Mort du général iranien Soleimani: un tournant pour la politique américaine au Moyen-Orient? (Clément Therme)

Clément Therme est chercheur post-doctorant au sein de l’équipe « Nuclear Knowledges » du Centre de recherches internationales (CERI) de Sciences Po Paris. Cette recherche a reçu le soutien financier du projet « De la vulnérabilité politique à l’âge nucléaire (VULPAN) » de l’Agence nationale de la recherche (ANR). Il a notamment dirigé l’ouvrage L’Iran et ses rivaux. Entre nation et révolution à paraître chez Passés composés en février 2020.

Le 3 janvier 2020, les Etats-Unis ont réalisé une opération en Irak conduisant à la mort due général iranien Soleimani, chef de la force Al Qods. Clément Therme indique les enjeux de cette opération et de ses résultats.

EAP : quels sont les enjeux stratégiques pour les Etats-Unis d’une telle opération? Peuvent-ils contrer l’influence de l’Iran et de ses partenaires russes, syriens et libanais dans la région?

Clément Therme : il s’agit pour l’Administration Trump d’afficher un succès pour sa stratégie de « pressions maximales » contre l’Iran qui a depuis deux ans surtout conduit à l’appauvrissement de la population iranienne et n’a permis ni une démocratisation du pays ni un changement dans la stratégie nucléaire ou la politique régionale du pays.
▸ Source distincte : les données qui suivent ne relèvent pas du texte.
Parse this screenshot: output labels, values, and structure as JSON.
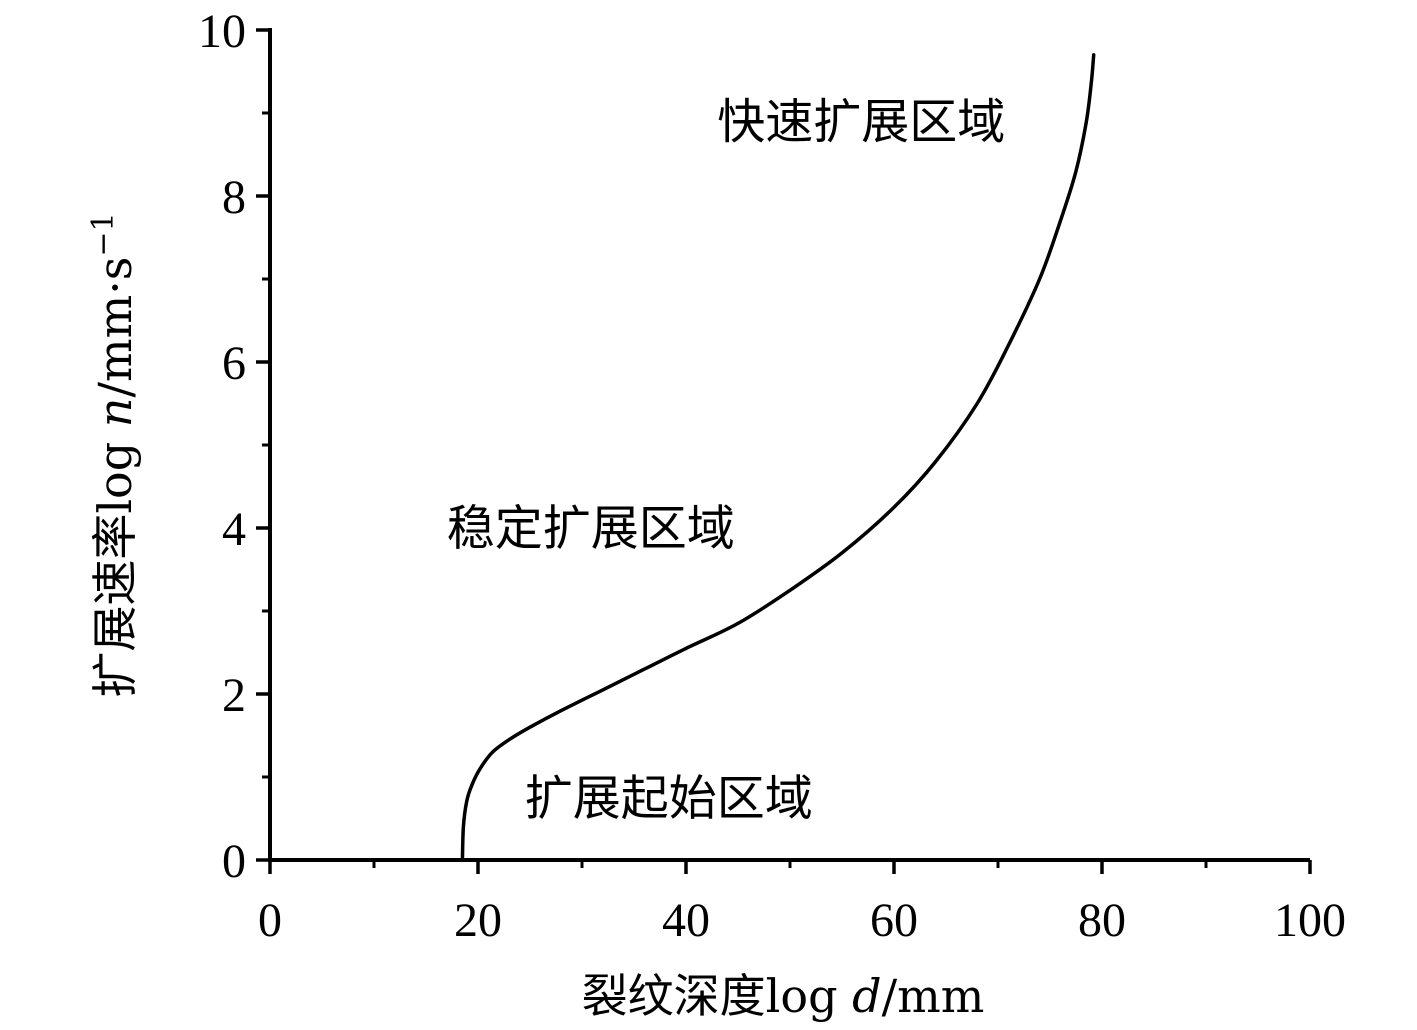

Ce coup d’éclat s’explique aussi par la perception de contrer la politique régionale iranienne en élimant l’un des principaux stratèges impliqués dans la mise en œuvre d’une politique décidée par le Guide suprême l’ayatollah Khamenei. Les partenaires russes, syriens et libanais de la République islamique se nourrissent comme la République islamique des sentiments anti-américains au Moyen-Orient. La Russie va chercher à se positionner comme une puissance médiatrice pour éviter que la confrontation militaire irano-américaine ne débouche sur un conflit militaire ouvert entre les deux pays. Cette volonté de préserver le statu quo va être un facteur important dans la décision iranienne de répondre militairement à l’élimination du Général Qassem Souleimani par les forces militaires américaines. Un autre élément important sera la volonté de la Chine de préserver le statu quo et d’éviter une escalade militaire dans le golfe Persique.

EAP : quelles sont les conséquences possibles de cette opération et de cette mort sur la vie politique iranienne? Notamment dans la perspective des présidentielles de 2021?

Clément Therme : cela produit une unité des factions politiques qui se partagent le pouvoir au sein de l’architecture institutionnelle complexe de la République islamique. L’escalade militaire américaine contribue à souder les factions qui auparavant avaient des opinions divergentes sur la politique régionale de l’Iran. Pour les factions « modérées » et le gouvernement du Président Rouhani les relations de la République islamique étaient plus un moyen de négocier l’influence de l’Iran avec l’Occident alors que les factions conservatrices, la construction d’un réseau d’influence idéologique, sécuritaire et économique au Moyen-Orient était une fin en soi. Désormais toutes les factions s’accordent pour préparer une réponse militaire face à l’opération militaire américaine ayant conduit à l’élimination de Souleimani.

EAP : cette opération annonce-t-elle un changement de cap dans la politique iranienne des Etats-Unis? 

Clément Therme : elle constitue une étape de plus dans la stratégie de confrontation choisie par l’Administration Trump pour tourner la page de la politique iranienne d’ouverture de l’Administration Obama. Le passage d’une confrontation économique tous azimuts à l’usage de la force revêt néanmoins le risque de voir une déstabilisation de la région. En effet, il existe aussi une dimension réactive dans la politique américaine vis-à-vis de la République islamique et l’un des facteurs déterminants de cette politique sera la nature de la réaction asymétrique iranienne : prise d’otages, attaques sur des intérêts économiques américains ou ciblage des forces militaires américaines en Irak, en Afghanistan ou dans le golfe Persique. Enfin, il y a la possibilité pour la République islamique de prendre des mesures de rétorsion contre les alliés des Etats-Unis qu’il s’agisse des Etats européens via leurs ambassades à Téhéran par exemple ou des partenaires régionaux de Washington. Ce qui est sûr c’est que la perspective de l’ouverture d’un dialogue diplomatique entre les deux pays s’est éloignée et le durcissement de la politique américaine produit des risques géopolitiques accrus pour les Etats qui soutiennent l’agenda anti-République islamique de Washington.